PDF(Pubmed)
Abstract:
Treatment algorithms differ for adult patients with Philadelphia-negative (Ph-) and Philadelphia-positive (Ph+) acute lymphoblastic leukemia (ALL). For Ph- ALL intensive induction-consolidation chemotherapy using \"pediatric-inspired\" protocols is a standard of care. Allogeneic hematopoietic cell transplantation (allo-HCT) from either an HLA-matched sibling, unrelated or haploidentical donor should be considered for patients with high estimated risk of relapse.
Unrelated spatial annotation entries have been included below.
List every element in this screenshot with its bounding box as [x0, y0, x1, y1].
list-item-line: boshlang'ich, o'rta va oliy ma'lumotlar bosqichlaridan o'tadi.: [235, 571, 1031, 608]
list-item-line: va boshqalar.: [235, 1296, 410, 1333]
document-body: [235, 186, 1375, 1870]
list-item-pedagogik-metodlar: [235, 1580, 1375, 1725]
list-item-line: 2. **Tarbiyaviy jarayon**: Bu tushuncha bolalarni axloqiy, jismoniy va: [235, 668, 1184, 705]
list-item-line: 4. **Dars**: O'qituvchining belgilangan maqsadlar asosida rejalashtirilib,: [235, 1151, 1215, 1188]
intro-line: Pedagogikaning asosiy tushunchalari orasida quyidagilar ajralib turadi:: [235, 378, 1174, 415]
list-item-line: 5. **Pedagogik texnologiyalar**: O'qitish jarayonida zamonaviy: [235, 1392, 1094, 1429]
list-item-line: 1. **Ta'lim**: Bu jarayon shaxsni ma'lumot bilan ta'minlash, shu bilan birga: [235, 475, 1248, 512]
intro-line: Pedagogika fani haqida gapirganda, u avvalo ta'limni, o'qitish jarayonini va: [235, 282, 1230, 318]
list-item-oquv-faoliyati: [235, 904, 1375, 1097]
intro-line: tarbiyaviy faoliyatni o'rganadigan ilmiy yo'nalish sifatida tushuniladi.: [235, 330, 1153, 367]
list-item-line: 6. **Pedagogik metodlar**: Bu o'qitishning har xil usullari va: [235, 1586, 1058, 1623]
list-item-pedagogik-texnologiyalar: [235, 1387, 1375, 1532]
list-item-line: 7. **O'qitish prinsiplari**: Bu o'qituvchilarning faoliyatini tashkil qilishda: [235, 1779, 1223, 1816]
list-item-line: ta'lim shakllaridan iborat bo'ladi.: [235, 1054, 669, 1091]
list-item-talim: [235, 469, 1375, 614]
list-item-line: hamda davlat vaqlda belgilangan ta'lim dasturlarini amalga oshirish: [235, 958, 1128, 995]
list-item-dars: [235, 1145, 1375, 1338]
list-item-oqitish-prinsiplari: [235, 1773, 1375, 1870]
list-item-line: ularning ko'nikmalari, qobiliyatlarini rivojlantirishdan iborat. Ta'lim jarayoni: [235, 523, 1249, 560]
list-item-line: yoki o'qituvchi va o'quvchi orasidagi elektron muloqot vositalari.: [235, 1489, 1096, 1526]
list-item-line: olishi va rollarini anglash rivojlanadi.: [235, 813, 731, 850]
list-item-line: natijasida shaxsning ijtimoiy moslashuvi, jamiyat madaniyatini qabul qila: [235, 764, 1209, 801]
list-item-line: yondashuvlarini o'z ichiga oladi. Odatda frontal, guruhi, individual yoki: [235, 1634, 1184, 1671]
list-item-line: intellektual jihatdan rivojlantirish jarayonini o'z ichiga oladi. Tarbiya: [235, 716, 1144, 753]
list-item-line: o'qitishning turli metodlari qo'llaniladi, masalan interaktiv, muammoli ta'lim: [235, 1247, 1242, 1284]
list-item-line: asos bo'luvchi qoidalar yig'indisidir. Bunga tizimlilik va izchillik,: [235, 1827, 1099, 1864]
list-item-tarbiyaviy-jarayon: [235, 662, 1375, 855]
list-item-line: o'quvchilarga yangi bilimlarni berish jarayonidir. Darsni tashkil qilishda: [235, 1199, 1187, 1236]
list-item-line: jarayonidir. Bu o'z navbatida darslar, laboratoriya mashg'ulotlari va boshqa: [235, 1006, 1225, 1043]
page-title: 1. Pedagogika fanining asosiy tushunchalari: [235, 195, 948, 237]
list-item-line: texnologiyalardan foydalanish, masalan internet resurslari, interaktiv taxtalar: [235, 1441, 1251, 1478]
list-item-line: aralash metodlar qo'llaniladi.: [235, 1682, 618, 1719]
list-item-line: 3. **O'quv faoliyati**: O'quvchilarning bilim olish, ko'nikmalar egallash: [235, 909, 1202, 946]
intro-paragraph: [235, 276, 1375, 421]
Inadequate response at the level of measurable residual disease (MRD) is the strongest adverse prognostic factor. Patients with B-ALL and detectable MRD should be treated with blinatumomab. In the future, the use of blinatumomab and/or inotuzumab ozogamycin in addition to first-line chemotherapy may become a new standard of care reducing the role of allo-HCT. For patients with Ph+ ALL, tyrosine kinase inhibitors (TKI) are the most important components of treatment protocols, while the intensity of chemotherapy may be reduced. Allo-HCT is recommended for all patients treated with imatinib along with low-intensity chemotherapy. Results of phase-II studies using front-line dasatinib or ponatinib in sequence or in combination with blinatumomab are very promising. Such a strategy may allow the avoidance of systemic chemotherapy. The future role of allo-HCT in this context appears uncertain.
摘要:
对于费城阴性(Ph-)和费城阳性(Ph)急性淋巴细胞白血病(ALL)的成年患者,治疗算法有所不同。对于Ph-ALL,使用“儿科启发”方案的强化诱导巩固化疗是一种标准护理。来自HLA匹配的同胞的异基因造血细胞移植(allo-HCT),对于估计复发风险较高的患者,应考虑无关或单倍体供体.在可测量的残留疾病(MRD)水平上的反应不足是最强的不良预后因素。B-ALL和可检测的MRD患者应使用blinatumomab治疗。在未来,在一线化疗的基础上,使用博纳单抗和/或伊妥珠单抗奥唑霉素可能成为降低allo-HCT作用的新标准.对于Ph+ALL患者,酪氨酸激酶抑制剂(TKI)是治疗方案中最重要的组成部分,而化疗的强度可能会降低。Allo-HCT被推荐用于所有接受伊马替尼和低强度化疗的患者。使用一线dasatinib或ponatinib顺序或与blinatumomab联合使用的II期研究结果非常有希望。这样的策略可以允许避免全身化疗。在这种情况下,allo-HCT的未来作用似乎不确定。